Back to Christmas- I decided to decorate more than usual this year and really ring in the holiday spirit. T and Y helped me dig out and prop up our tiny tree. It’s literally knocked over on the floor at least five times a day (they can’t help themselves). We threw lights and ornaments all over it and we taped up white streamers and hand made snowflakes (ah, childhood memories) from the ceiling. Last week, we went to a Breakfast with Santa hosted by the local high school and the kids took their first picture with Santa (oh, actually second time for T, but we did skip a few years). Included in that event were some fun games and ornament crafts we could bring home. Today or tomorrow, T and I are going to build our first gingerbread house at home. I have a cookie exchange on Saturday I’m super excited about and then, of course, the grand finale – getting together with my Chinese (dad’s side) aunts, uncles, and cousins on Christmas Day.

Agree? Disagree? Does Christmas pass by you too quickly? I’m starting to think there’s something to this jumping right into Christmas mode immediately after Halloween…


Here’s our tree. Not the most shapely thing, but it does the job. (Yes, that pipe cleaner is an ornament, and no, those are not unidentified smudges on the walls; that’s your imagination.)

Still Chugging Along!

At long last, the Mama Bear has emerged from her cave…

It’s only been 4 months… That’s about a decent amount of time to recuperate after having a third child right?

I watched a video today about motivation being a myth. The speaker claimed that people in general don’t really get motivated; they do things despite being unmotivated. Message: Don’t wait around for “motivation” because it will never come. Today, right now, go and DO whether you feel like it or not. Whoa.
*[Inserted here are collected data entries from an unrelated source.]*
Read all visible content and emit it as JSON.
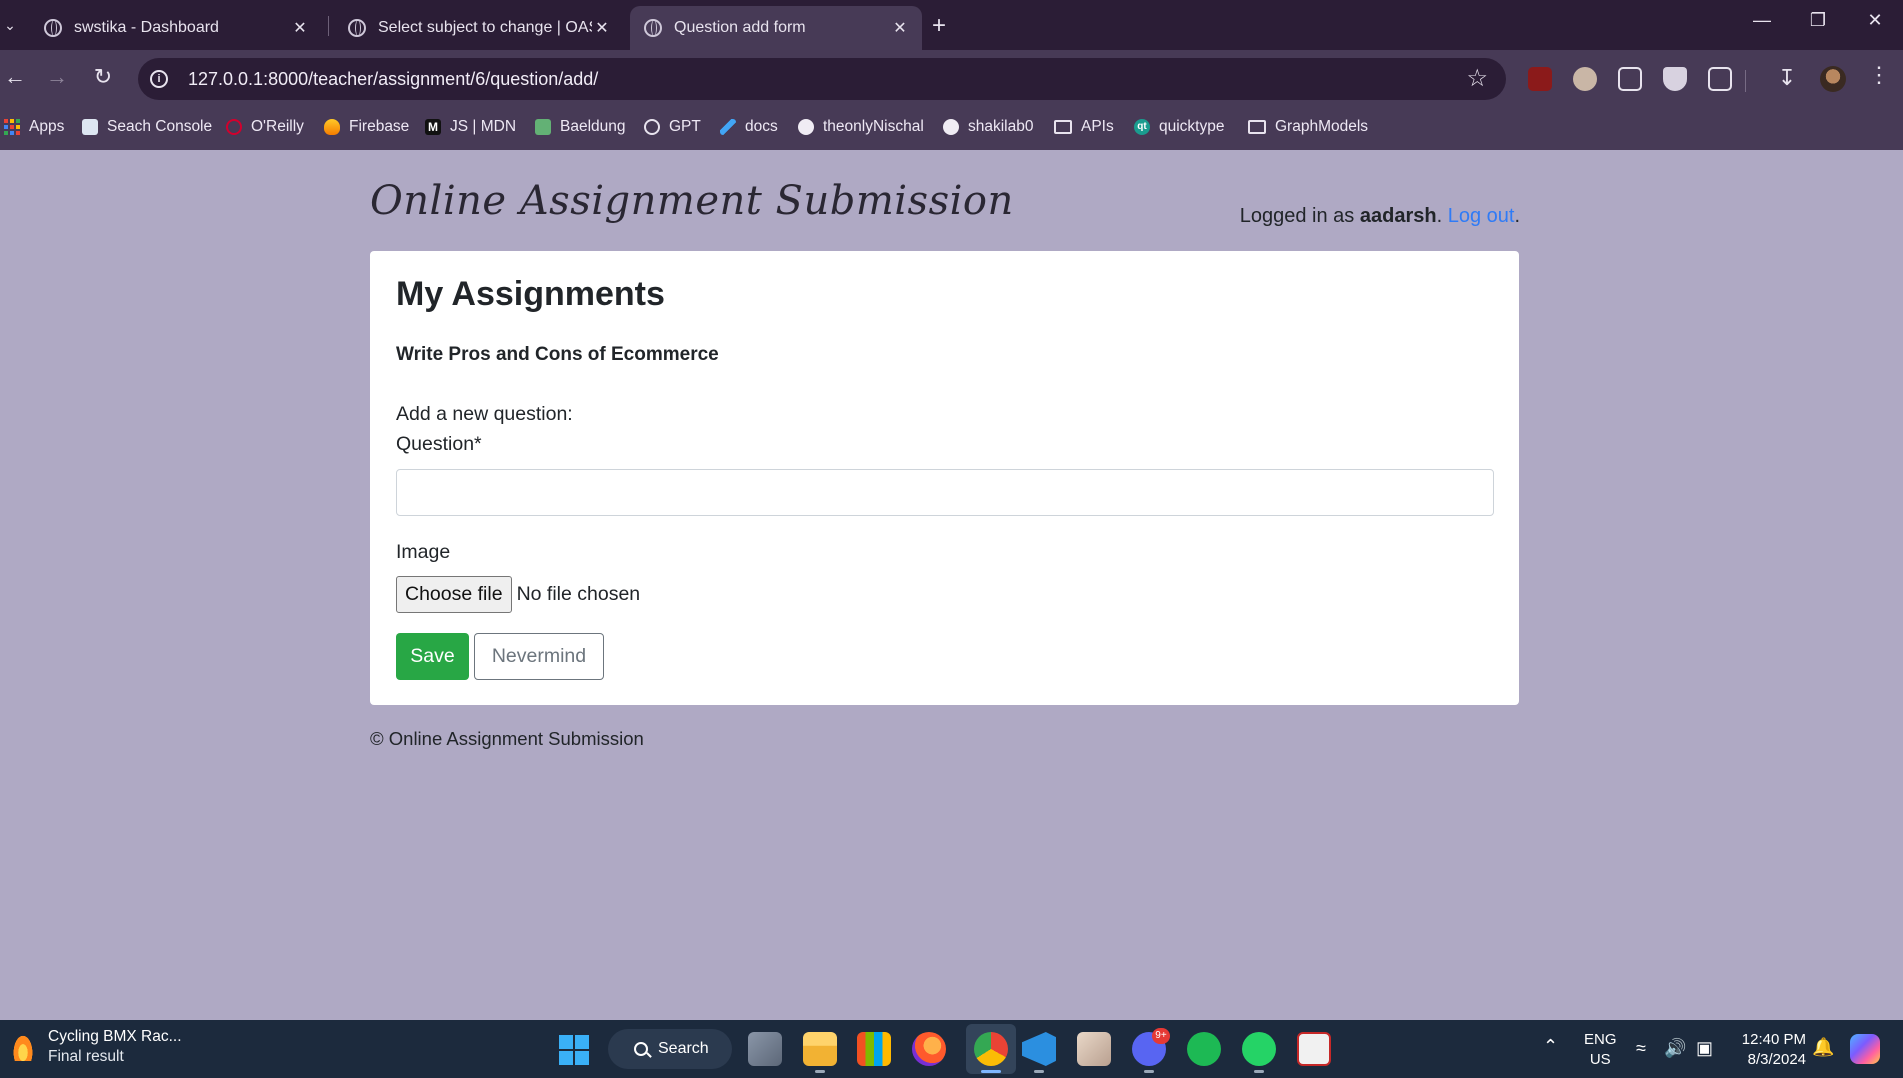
{
  "browser": {
    "tabs": [
      {
        "title": "swstika - Dashboard",
        "active": false
      },
      {
        "title": "Select subject to change | OAS Admin",
        "active": false
      },
      {
        "title": "Question add form",
        "active": true
      }
    ],
    "url": "127.0.0.1:8000/teacher/assignment/6/question/add/",
    "bookmarks": [
      {
        "label": "Apps",
        "icon": "apps-grid-icon"
      },
      {
        "label": "Seach Console",
        "icon": "search-console-icon"
      },
      {
        "label": "O'Reilly",
        "icon": "oreilly-icon"
      },
      {
        "label": "Firebase",
        "icon": "firebase-icon"
      },
      {
        "label": "JS | MDN",
        "icon": "mdn-icon"
      },
      {
        "label": "Baeldung",
        "icon": "baeldung-icon"
      },
      {
        "label": "GPT",
        "icon": "openai-icon"
      },
      {
        "label": "docs",
        "icon": "flutter-icon"
      },
      {
        "label": "theonlyNischal",
        "icon": "github-icon"
      },
      {
        "label": "shakilab0",
        "icon": "github-icon"
      },
      {
        "label": "APIs",
        "icon": "folder-icon"
      },
      {
        "label": "quicktype",
        "icon": "quicktype-icon"
      },
      {
        "label": "GraphModels",
        "icon": "folder-icon"
      }
    ],
    "colors": {
      "tabbar": "#2b1d36",
      "toolbar": "#473a56"
    }
  },
  "page": {
    "brand": "Online Assignment Submission",
    "login": {
      "prefix": "Logged in as ",
      "username": "aadarsh",
      "separator": ". ",
      "logout": "Log out",
      "suffix": "."
    },
    "heading": "My Assignments",
    "assignment_title": "Write Pros and Cons of Ecommerce",
    "form": {
      "intro": "Add a new question:",
      "question_label": "Question*",
      "question_value": "",
      "image_label": "Image",
      "choose_file": "Choose file",
      "file_status": "No file chosen",
      "save": "Save",
      "nevermind": "Nevermind"
    },
    "footer": "© Online Assignment Submission",
    "colors": {
      "background": "#afa9c4",
      "save": "#28a745",
      "link": "#2f7bf6"
    }
  },
  "taskbar": {
    "widget": {
      "title": "Cycling BMX Rac...",
      "subtitle": "Final result"
    },
    "search": "Search",
    "notification_badge": "9+",
    "language": {
      "line1": "ENG",
      "line2": "US"
    },
    "clock": {
      "time": "12:40 PM",
      "date": "8/3/2024"
    }
  }
}
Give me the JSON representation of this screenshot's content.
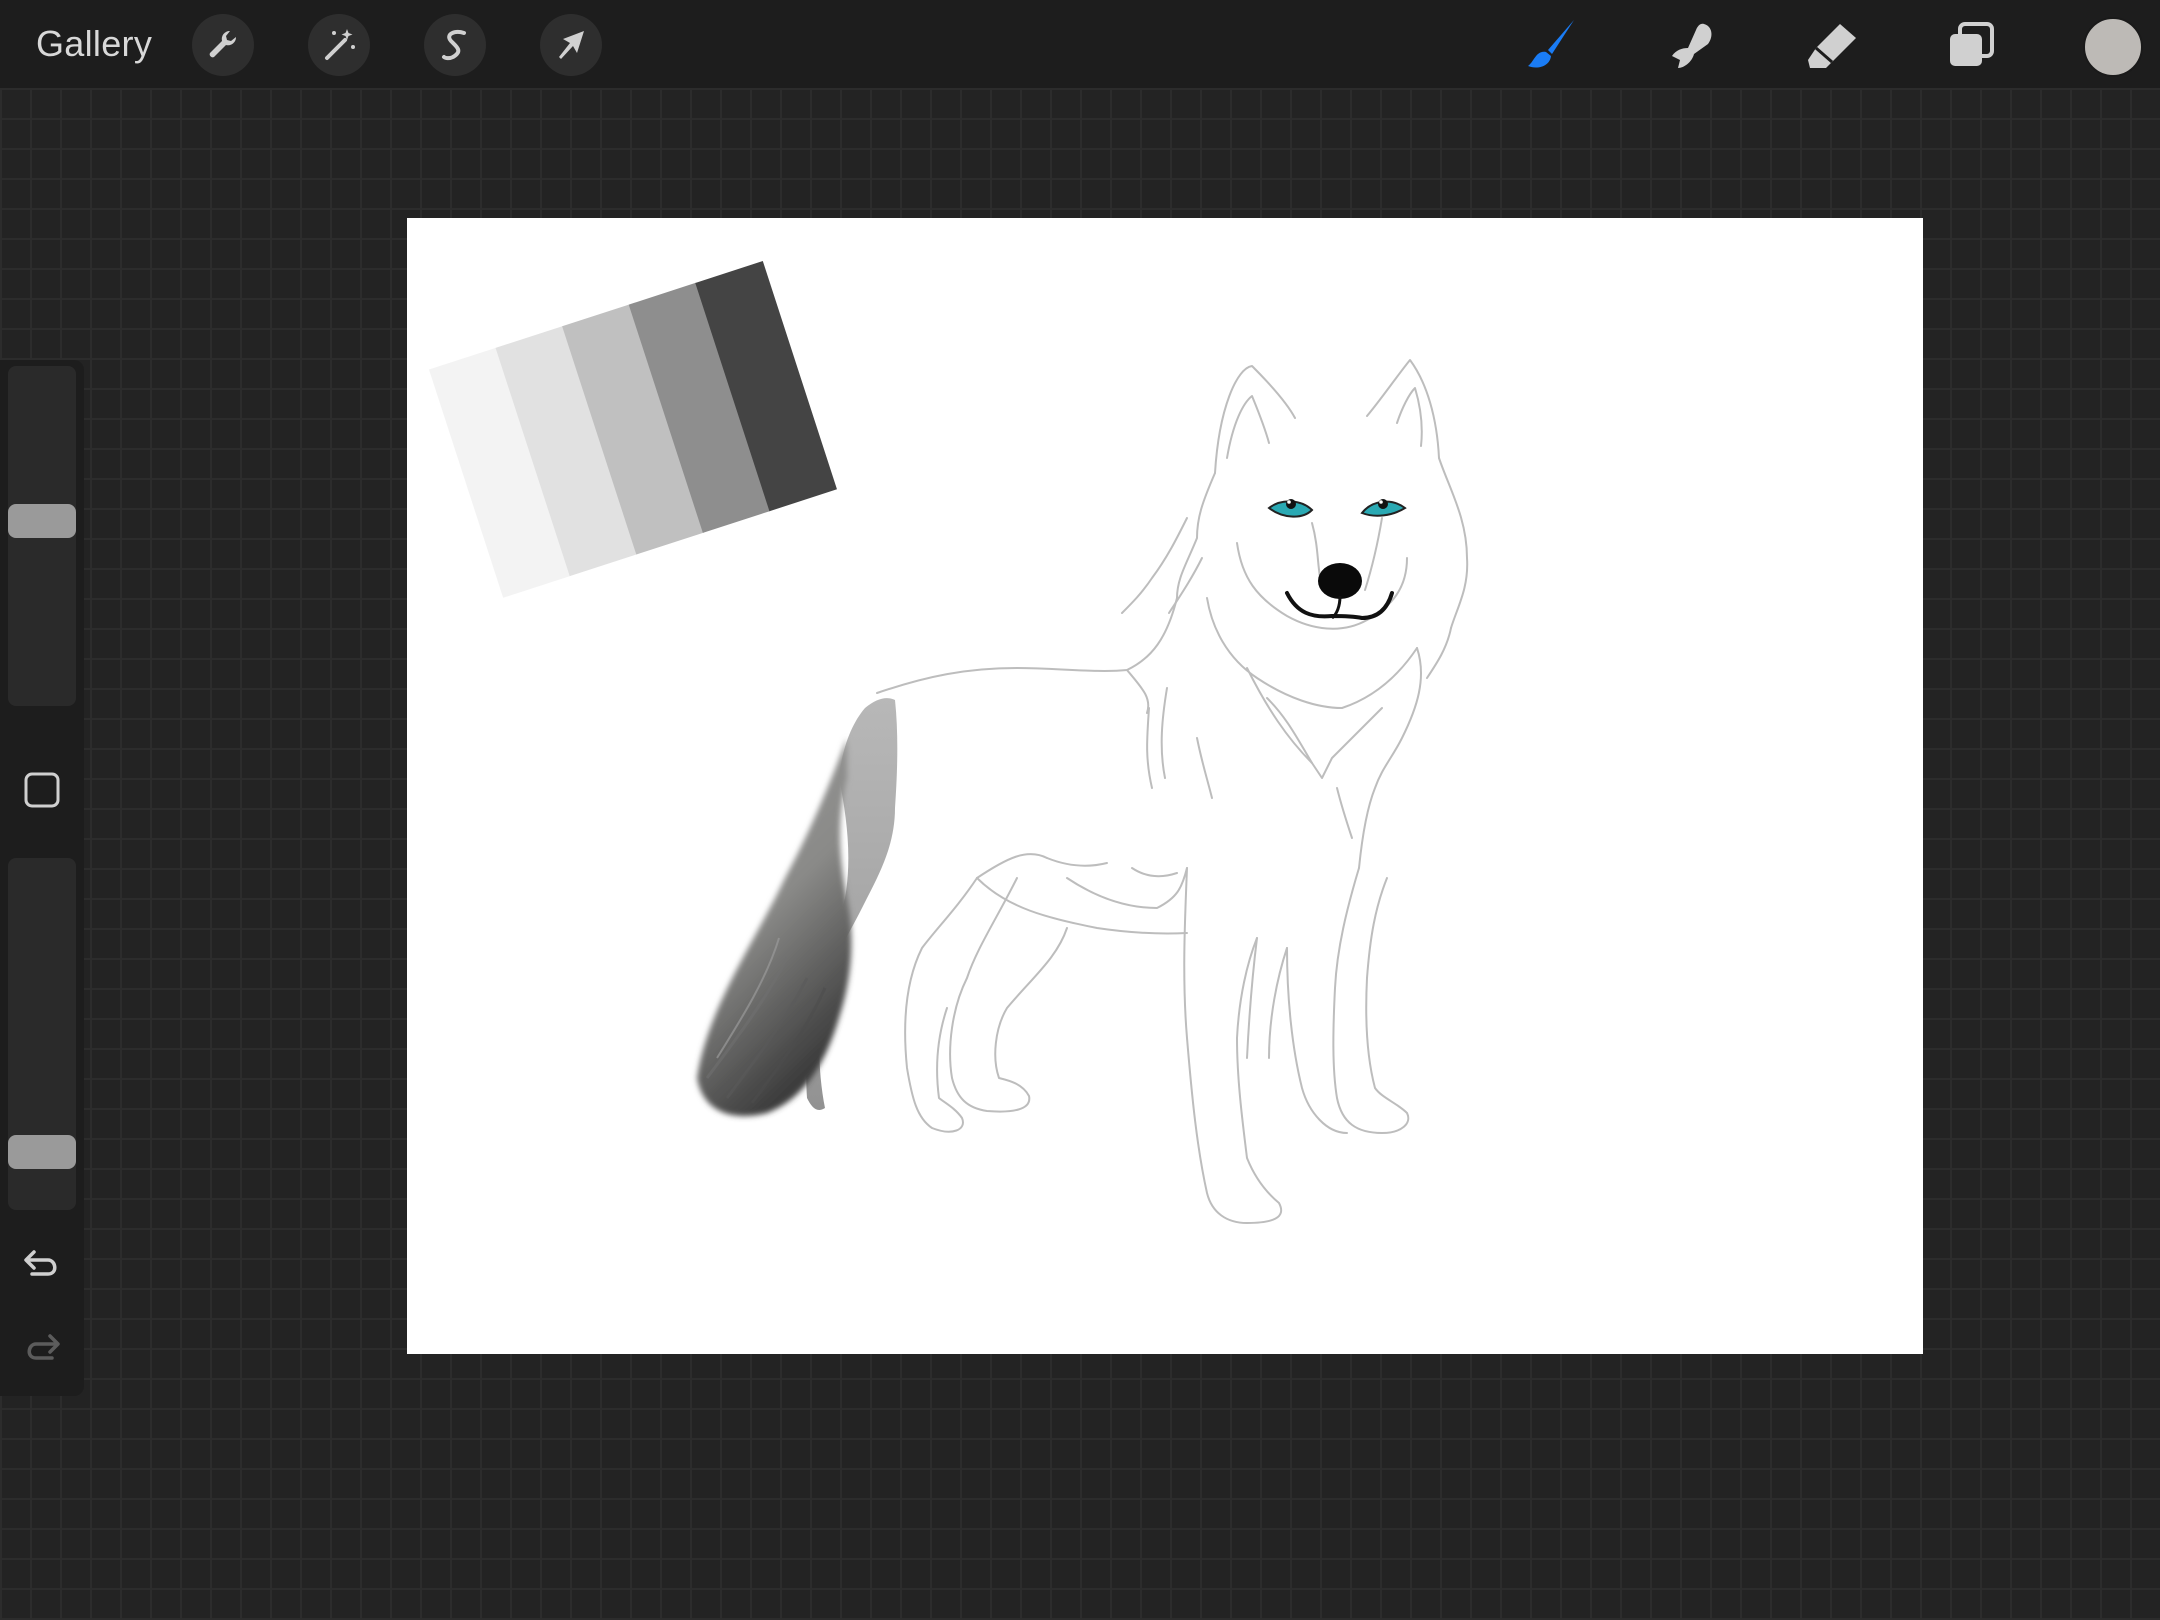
{
  "topbar": {
    "gallery_label": "Gallery",
    "left_tools": [
      {
        "name": "actions",
        "icon": "wrench-icon"
      },
      {
        "name": "adjustments",
        "icon": "magic-wand-icon"
      },
      {
        "name": "selection",
        "icon": "selection-s-icon"
      },
      {
        "name": "transform",
        "icon": "arrow-cursor-icon"
      }
    ],
    "right_tools": [
      {
        "name": "brush",
        "icon": "brush-icon",
        "active": true
      },
      {
        "name": "smudge",
        "icon": "smudge-finger-icon",
        "active": false
      },
      {
        "name": "eraser",
        "icon": "eraser-icon",
        "active": false
      },
      {
        "name": "layers",
        "icon": "layers-icon",
        "active": false
      }
    ],
    "current_color": "#bdbab6",
    "active_color": "#1a7cf5",
    "inactive_color": "#d0d0d0"
  },
  "sidebar": {
    "brush_size_level": 0.55,
    "opacity_level": 0.13,
    "icons": [
      "modify-square-icon",
      "undo-icon",
      "redo-icon"
    ]
  },
  "canvas": {
    "background": "#ffffff",
    "grayscale_swatches": [
      "#f3f3f3",
      "#e1e1e1",
      "#c0c0c0",
      "#8e8e8e",
      "#444444"
    ],
    "wolf_eye_color": "#2aa9b3"
  }
}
So here I am. I write because it helps me to feel more “me”. It makes me feel fuller, more fulfilled, more alive. It helps me to release and to relax. To allow the twists and bends and knots and chaos to slowly, quietly sort itself out. And secondly to (hopefully) keep my brain (somewhat) sharp. To salvage whatever nuts and bolts I still have left in there and keep them from getting tarnished and rusty. I swear with each child I lose a little more of my brain capacity. I saw an absolutely accurate descriptive image floating around online:


It’s so true you just have to laugh because otherwise you’ll cry.

A few things have changed. Our kids outnumber us, my daughter is 3, I’m now a permanent size Medium (recently chucked my pipe dream out with all my old Smalls and Extra Smalls), my husband is changing jobs, he’s back in the gym, I became Assistant Pastor at my church, I have my first homemade Thanksgiving dinner under my belt, we have a new closet rod, I’ve turned over a new leaf and am cleaning more consistently (I’m basically Marie Kondo now! … Not really. But the first step is verbalizing! I’ll get there.). But essentially I’m the same ol’ same ol’. Just slightly more frazzled if that’s possible. Ha! Lord help me…

Deep breath. It’s ok. I got this. We got this.